Most seniors want to stay in their New York City home and hold onto their independence for as long as possible. In fact, according to 2012 The United States of Aging Survey, about 90 percent of senior respondents had the intention of staying in their homes for the foreseeable future—or at least five to ten years.
Of course, life has a way of throwing a big ol’ wrench in our plans. As we age, our health, coordination, and mental faculties deteriorate. Simple acts we used to do with ease are all of a sudden much more complicated, and navigating your home begins to take a little more time. That’s why if you want to age in place, it is essential to prepare your home by making modifications that assist with accessibility and mobility as you grow older. Making renovations and preparations ahead of time allows you to continue living in your home while also catering to your needs as an aging senior.
Bathroom Safety for Seniors
The kitchen may seem like the most dangerous spot in the house with its knives and fire hazards, but believe it or not, most household accidents happen in the bathroom. In fact, The New York Times called the bathroom “the most dangerous room in the house” in a 2011 write-up. Many falls happen in the bathroom because of moisture and slick surfaces. Falls are one of the biggest threats seniors face and are the “leading cause of fatal and nonfatal injuries for older Americans.”
To help keep seniors safe, there are various modifications one can make in the bathroom:
- Install a handheld showerhead and bench in bathtubs that make bathing simpler. Avoid taking baths that involve getting down and up in the tub.
- Grab bars give you something to hold on to when you need to get up. Place one by the toilet and one by your shower bench. It also doesn’t hurt to put one on the wall just in case.
- Nonslip surfaces are your friend. You can find decals that help with traction or replace your current floor material with something that is slip free.

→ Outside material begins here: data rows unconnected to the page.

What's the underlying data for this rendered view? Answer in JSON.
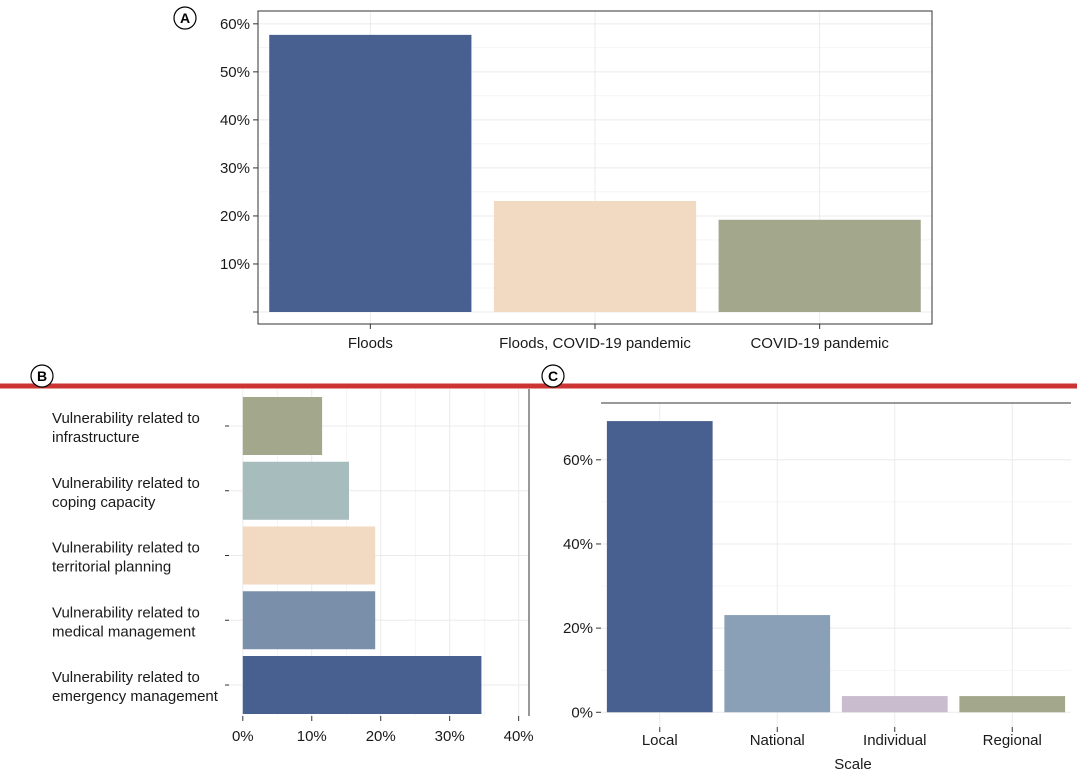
{
  "colors": {
    "accent_line": "#cc3333",
    "grid": "#ebebeb",
    "axis": "#333333"
  },
  "chart_data": [
    {
      "panel": "A",
      "type": "bar",
      "orientation": "vertical",
      "categories": [
        "Floods",
        "Floods, COVID-19 pandemic",
        "COVID-19 pandemic"
      ],
      "values": [
        57.7,
        23.1,
        19.2
      ],
      "colors": [
        "#48608f",
        "#f2d9c1",
        "#a3a88d"
      ],
      "ylim": [
        0,
        61
      ],
      "yticks": [
        10,
        20,
        30,
        40,
        50,
        60
      ],
      "tick_labels": [
        "10%",
        "20%",
        "30%",
        "40%",
        "50%",
        "60%"
      ],
      "xlabel": "",
      "ylabel": "",
      "grid": true,
      "legend": "none"
    },
    {
      "panel": "B",
      "type": "bar",
      "orientation": "horizontal",
      "categories": [
        [
          "Vulnerability related to",
          "infrastructure"
        ],
        [
          "Vulnerability related to",
          "coping capacity"
        ],
        [
          "Vulnerability related to",
          "territorial planning"
        ],
        [
          "Vulnerability related to",
          "medical management"
        ],
        [
          "Vulnerability related to",
          "emergency management"
        ]
      ],
      "values": [
        11.5,
        15.4,
        19.2,
        19.2,
        34.6
      ],
      "colors": [
        "#a3a88d",
        "#a6bcbd",
        "#f2d9c1",
        "#7a8fa9",
        "#48608f"
      ],
      "xlim": [
        -2,
        41.5
      ],
      "xticks": [
        0,
        10,
        20,
        30,
        40
      ],
      "tick_labels": [
        "0%",
        "10%",
        "20%",
        "30%",
        "40%"
      ],
      "xlabel": "",
      "ylabel": "",
      "grid": true,
      "legend": "none"
    },
    {
      "panel": "C",
      "type": "bar",
      "orientation": "vertical",
      "categories": [
        "Local",
        "National",
        "Individual",
        "Regional"
      ],
      "values": [
        69.2,
        23.1,
        3.85,
        3.85
      ],
      "colors": [
        "#48608f",
        "#8aa0b6",
        "#c9bccf",
        "#a3a88d"
      ],
      "ylim": [
        -3.5,
        73.5
      ],
      "yticks": [
        0,
        20,
        40,
        60
      ],
      "tick_labels": [
        "0%",
        "20%",
        "40%",
        "60%"
      ],
      "xlabel": "Scale",
      "ylabel": "",
      "grid": true,
      "legend": "none"
    }
  ]
}
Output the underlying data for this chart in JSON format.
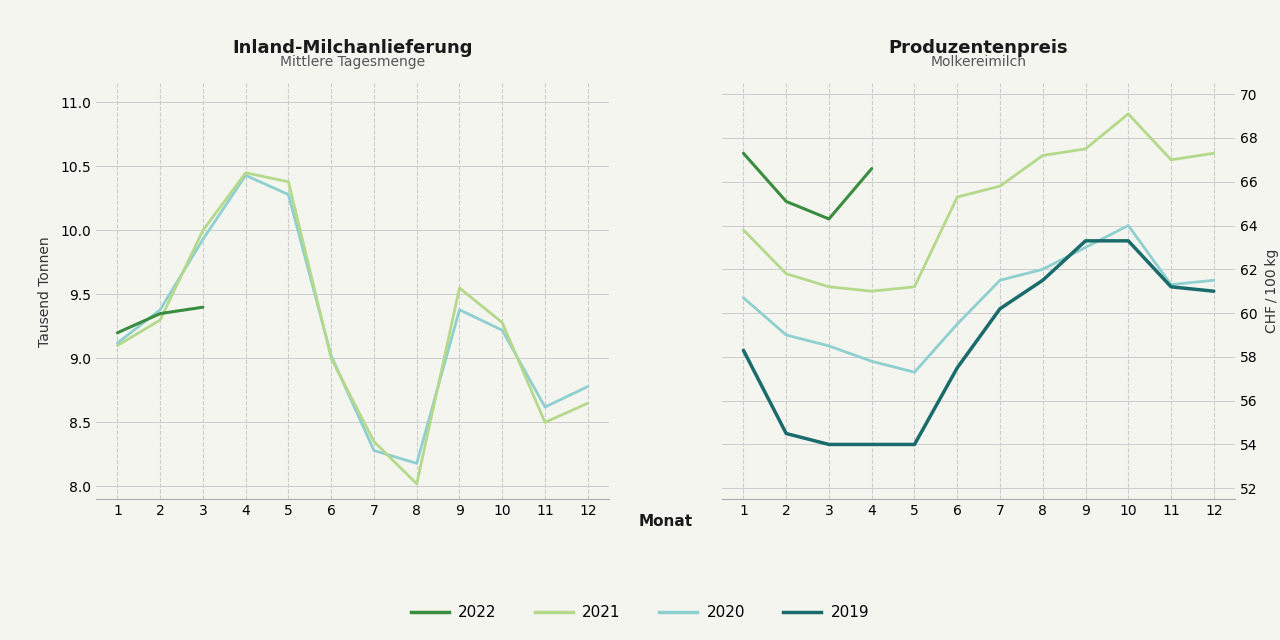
{
  "left_title": "Inland-Milchanlieferung",
  "left_subtitle": "Mittlere Tagesmenge",
  "right_title": "Produzentenpreis",
  "right_subtitle": "Molkereimilch",
  "xlabel": "Monat",
  "left_ylabel": "Tausend Tonnen",
  "right_ylabel": "CHF / 100 kg",
  "left_ylim": [
    7.9,
    11.15
  ],
  "left_yticks": [
    8.0,
    8.5,
    9.0,
    9.5,
    10.0,
    10.5,
    11.0
  ],
  "right_ylim": [
    51.5,
    70.5
  ],
  "right_yticks": [
    52,
    54,
    56,
    58,
    60,
    62,
    64,
    66,
    68,
    70
  ],
  "months": [
    1,
    2,
    3,
    4,
    5,
    6,
    7,
    8,
    9,
    10,
    11,
    12
  ],
  "left_series": {
    "2022": {
      "months": [
        1,
        2,
        3
      ],
      "values": [
        9.2,
        9.35,
        9.4
      ],
      "color": "#3a8c3f",
      "linewidth": 2.2
    },
    "2021": {
      "months": [
        1,
        2,
        3,
        4,
        5,
        6,
        7,
        8,
        9,
        10,
        11,
        12
      ],
      "values": [
        9.1,
        9.3,
        10.0,
        10.45,
        10.38,
        9.0,
        8.35,
        8.02,
        9.55,
        9.28,
        8.5,
        8.65
      ],
      "color": "#b5d98a",
      "linewidth": 2.0
    },
    "2020": {
      "months": [
        1,
        2,
        3,
        4,
        5,
        6,
        7,
        8,
        9,
        10,
        11,
        12
      ],
      "values": [
        9.12,
        9.38,
        9.93,
        10.43,
        10.28,
        9.02,
        8.28,
        8.18,
        9.38,
        9.22,
        8.62,
        8.78
      ],
      "color": "#8ecfcf",
      "linewidth": 2.0
    }
  },
  "right_series": {
    "2022": {
      "months": [
        1,
        2,
        3,
        4
      ],
      "values": [
        67.3,
        65.1,
        64.3,
        66.6
      ],
      "color": "#3a8c3f",
      "linewidth": 2.2
    },
    "2021": {
      "months": [
        1,
        2,
        3,
        4,
        5,
        6,
        7,
        8,
        9,
        10,
        11,
        12
      ],
      "values": [
        63.8,
        61.8,
        61.2,
        61.0,
        61.2,
        65.3,
        65.8,
        67.2,
        67.5,
        69.1,
        67.0,
        67.3
      ],
      "color": "#b5d98a",
      "linewidth": 2.0
    },
    "2020": {
      "months": [
        1,
        2,
        3,
        4,
        5,
        6,
        7,
        8,
        9,
        10,
        11,
        12
      ],
      "values": [
        60.7,
        59.0,
        58.5,
        57.8,
        57.3,
        59.5,
        61.5,
        62.0,
        63.0,
        64.0,
        61.3,
        61.5
      ],
      "color": "#8ecfcf",
      "linewidth": 2.0
    },
    "2019": {
      "months": [
        1,
        2,
        3,
        4,
        5,
        6,
        7,
        8,
        9,
        10,
        11,
        12
      ],
      "values": [
        58.3,
        54.5,
        54.0,
        54.0,
        54.0,
        57.5,
        60.2,
        61.5,
        63.3,
        63.3,
        61.2,
        61.0
      ],
      "color": "#1a6b6b",
      "linewidth": 2.5
    }
  },
  "legend_labels": [
    "2022",
    "2021",
    "2020",
    "2019"
  ],
  "legend_colors": [
    "#3a8c3f",
    "#b5d98a",
    "#8ecfcf",
    "#1a6b6b"
  ],
  "background_color": "#f5f5f0",
  "plot_bg_color": "#f5f5f0",
  "grid_color": "#cccccc",
  "spine_color": "#aaaaaa"
}
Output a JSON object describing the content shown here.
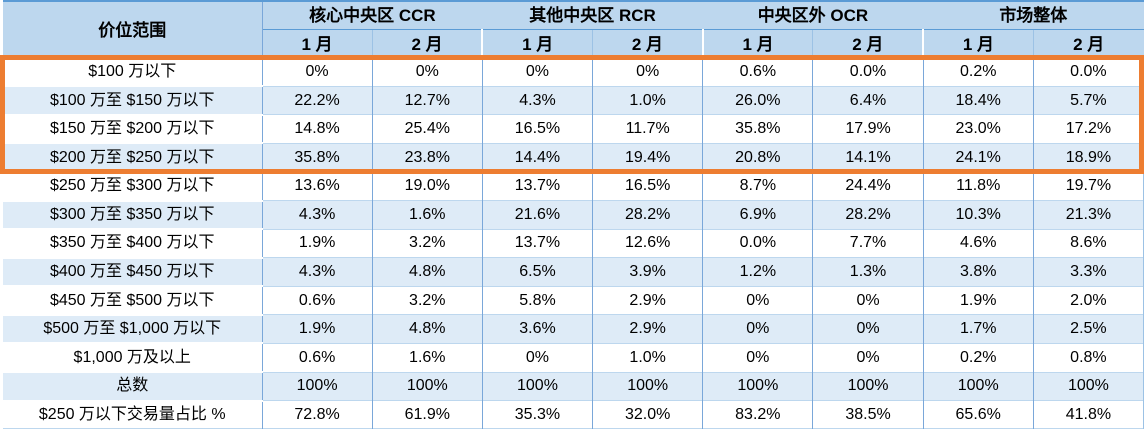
{
  "chart_data": {
    "type": "table",
    "corner_header": "价位范围",
    "column_groups": [
      "核心中央区 CCR",
      "其他中央区 RCR",
      "中央区外 OCR",
      "市场整体"
    ],
    "sub_columns": [
      "1 月",
      "2 月"
    ],
    "rows": [
      {
        "label": "$100 万以下",
        "values": [
          "0%",
          "0%",
          "0%",
          "0%",
          "0.6%",
          "0.0%",
          "0.2%",
          "0.0%"
        ]
      },
      {
        "label": "$100 万至 $150 万以下",
        "values": [
          "22.2%",
          "12.7%",
          "4.3%",
          "1.0%",
          "26.0%",
          "6.4%",
          "18.4%",
          "5.7%"
        ]
      },
      {
        "label": "$150 万至 $200 万以下",
        "values": [
          "14.8%",
          "25.4%",
          "16.5%",
          "11.7%",
          "35.8%",
          "17.9%",
          "23.0%",
          "17.2%"
        ]
      },
      {
        "label": "$200 万至 $250 万以下",
        "values": [
          "35.8%",
          "23.8%",
          "14.4%",
          "19.4%",
          "20.8%",
          "14.1%",
          "24.1%",
          "18.9%"
        ]
      },
      {
        "label": "$250 万至 $300 万以下",
        "values": [
          "13.6%",
          "19.0%",
          "13.7%",
          "16.5%",
          "8.7%",
          "24.4%",
          "11.8%",
          "19.7%"
        ]
      },
      {
        "label": "$300 万至 $350 万以下",
        "values": [
          "4.3%",
          "1.6%",
          "21.6%",
          "28.2%",
          "6.9%",
          "28.2%",
          "10.3%",
          "21.3%"
        ]
      },
      {
        "label": "$350 万至 $400 万以下",
        "values": [
          "1.9%",
          "3.2%",
          "13.7%",
          "12.6%",
          "0.0%",
          "7.7%",
          "4.6%",
          "8.6%"
        ]
      },
      {
        "label": "$400 万至 $450 万以下",
        "values": [
          "4.3%",
          "4.8%",
          "6.5%",
          "3.9%",
          "1.2%",
          "1.3%",
          "3.8%",
          "3.3%"
        ]
      },
      {
        "label": "$450 万至 $500 万以下",
        "values": [
          "0.6%",
          "3.2%",
          "5.8%",
          "2.9%",
          "0%",
          "0%",
          "1.9%",
          "2.0%"
        ]
      },
      {
        "label": "$500 万至 $1,000 万以下",
        "values": [
          "1.9%",
          "4.8%",
          "3.6%",
          "2.9%",
          "0%",
          "0%",
          "1.7%",
          "2.5%"
        ]
      },
      {
        "label": "$1,000 万及以上",
        "values": [
          "0.6%",
          "1.6%",
          "0%",
          "1.0%",
          "0%",
          "0%",
          "0.2%",
          "0.8%"
        ]
      },
      {
        "label": "总数",
        "values": [
          "100%",
          "100%",
          "100%",
          "100%",
          "100%",
          "100%",
          "100%",
          "100%"
        ]
      },
      {
        "label": "$250 万以下交易量占比 %",
        "values": [
          "72.8%",
          "61.9%",
          "35.3%",
          "32.0%",
          "83.2%",
          "38.5%",
          "65.6%",
          "41.8%"
        ]
      }
    ],
    "highlight": {
      "row_start_label": "$100 万以下",
      "row_end_label": "$200 万至 $250 万以下",
      "color": "#ED7D31"
    }
  },
  "colors": {
    "header_bg": "#BDD7EE",
    "row_bg": "#FFFFFF",
    "row_alt_bg": "#DEEBF7",
    "grid_vertical": "#7AA7D9",
    "grid_horizontal": "#BDD7EE",
    "header_rule": "#5B9BD5",
    "highlight_border": "#ED7D31",
    "text": "#000000"
  }
}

More Home Safety Tips for Seniors
Even if you aren’t in a wheelchair or use a walker, getting up and down stairs becomes more difficult as we age. Consider installing safety ramps over steps to make them easier to navigate. As our eyesight deteriorates, it can become harder to read labels on store-bought items. Buy a label maker that prints large, bold lettering and start to label items yourself, so you always know what you have. Aging causes a decrease in circulation as well as fat loss that make us feel cold more often. Help keep your heating bills down while staying comfortable by having your home re-insulated, and your windows and doors sealed to ensure air isn’t leaking in or out.
The Other Option
If making all the modifications you need cost a small fortune, or your house is too large for you to handle, there is always the option of finding a new home. Many seniors choose to downsize where they live as they age, so they have less to maintain and a smaller space to navigate. This can also be a chance for you to relocate to a place you’d rather be—like closer to grandchildren! Talk to your family about the options available when making this big decision. To get an idea of what it might cost to buy a new home, review listings online or contact a buyer’s agent in your area.
Most people want to stay in their own home as they age, but sometimes the home we have isn’t ready for the challenges of growing older. Making modifications ahead of time helps those who want to age in place, but if your New York City house or apartment is too much to maintain, it may be worth it to downsize and find a new home.